Lula, Pacheco e ministros fazem reunião remota com governador do RS, Eduardo Leite — Foto: PR/Reprodução

Em uma videoconferência realizada na tarde desta segunda-feira (13), o presidente Luiz Inácio Lula da Silva e o governador do Rio Grande do Sul, Eduardo Leite, uniram forças para combater os efeitos das piores chuvas já registradas no estado. O encontro resultou em um pacote de medidas emergenciais que somam R$ 23 bilhões em auxílio ao Rio Grande do Sul. A principal medida anunciada foi a suspensão, por três anos, do pagamento da dívida do estado com a União. Essa decisão, que já havia sido antecipada pelas colunistas do g1 Ana Flor e Camila Bomfim, libera recursos que serão utilizados na recuperação das áreas afetadas pelas chuvas.

 Segundo o ministro da Fazenda, Fernando Haddad, a suspensão da dívida equivale a R$ 11 bilhões que o estado deixará de pagar nesse período. Esse valor será direcionado para um fundo contábil específico, destinado à reconstrução de escolas, infraestrutura, hospitais e outros setores essenciais.

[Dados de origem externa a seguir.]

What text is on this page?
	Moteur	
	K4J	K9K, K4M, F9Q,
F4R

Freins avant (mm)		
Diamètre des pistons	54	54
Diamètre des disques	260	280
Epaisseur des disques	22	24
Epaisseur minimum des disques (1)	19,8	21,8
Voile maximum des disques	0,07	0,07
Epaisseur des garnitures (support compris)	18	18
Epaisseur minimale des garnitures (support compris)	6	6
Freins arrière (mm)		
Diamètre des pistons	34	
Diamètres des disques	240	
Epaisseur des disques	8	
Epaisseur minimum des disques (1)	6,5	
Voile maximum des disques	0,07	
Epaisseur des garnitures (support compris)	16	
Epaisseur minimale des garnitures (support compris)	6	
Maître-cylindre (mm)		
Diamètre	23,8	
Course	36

Além da suspensão da dívida, o pacote de medidas também inclui a zeragem dos juros da dívida durante os próximos três anos. Essa medida libera ainda mais recursos para o estado, somando R$ 12 bilhões ao pacote de auxílio.

Para completar o plano de recuperação, o governo federal também anunciou a liberação de R$ 12 bilhões em investimentos primários para empresas, famílias e produtores rurais gaúchos.

O governador Eduardo Leite se comprometeu a elaborar um plano de trabalho detalhado para a utilização dos recursos do fundo contábil. O plano será debatido com o governo federal e deverá priorizar as áreas mais afetadas pelas chuvas.

Ao final dos 36 meses de suspensão, o formato da retomada do pagamento da dívida será debatido entre os governos federal e estadual. O objetivo é encontrar uma solução que seja viável para o Rio Grande do Sul e que não comprometa a sua capacidade de recuperação.

O presidente Lula reforçou o compromisso do governo federal com o Rio Grande do Sul neste momento de crise. “Estamos aqui para ajudar o estado a se reerguer e superar os desafios causados pelas chuvas”, declarou o presidente.

O governador Eduardo Leite agradeceu o apoio do governo federal e destacou a importância das medidas anunciadas para a recuperação do estado. “Essas medidas são fundamentais para que possamos iniciar a reconstrução do Rio Grande do Sul”, afirmou Leite.

O governador do RS, Eduardo Leite, classificou a medida como “um passo muito importante” – mas reforçou que o estado pede a quitação (ou seja, o perdão) da dívida, e não só o adiamento.

“Por Justiça, vou aqui reconhecer que é um esforço do ministério, tecnicamente, para viabilizar. A nossa demanda inclui um pedido de quitação desses valores, que até aqui não se viabilizou. Mas entendemos que é um passo. E o ministro Haddad disse que é um passo sem prejuízo de outros que serão necessários”, disse Leite.

O Rio Grande do Sul enfrenta chuvas e cheias de rios sem precedentes, que mataram, até a manhã deste segunda, 147 pessoas. As enxurradas alagaram cidades de diferentes regiões, destruíram rodovias e fecharam o aeroporto Salgado Filho.

A suspensão do pagamento foi negociada com o governador Eduardo Leite (PSDB), que solicitou a medida a Haddad. Na semana passada, Leite apresentou um cálculo inicial de, pelo menos, R$ 19 bilhões para reconstruir as estruturas destruídas na região.

Desde os anos 1990, o Rio Grande do Sul fez sucessivos acordos para quitar a dívida com a União.

O pagamento das parcelas mensais ficou suspenso durante cinco anos, tempo de vigência de uma liminar do Supremo Tribunal Federal (STF), mas foi retomado em 2022 após a assinatura do Regime de Recuperação Fiscal com a União.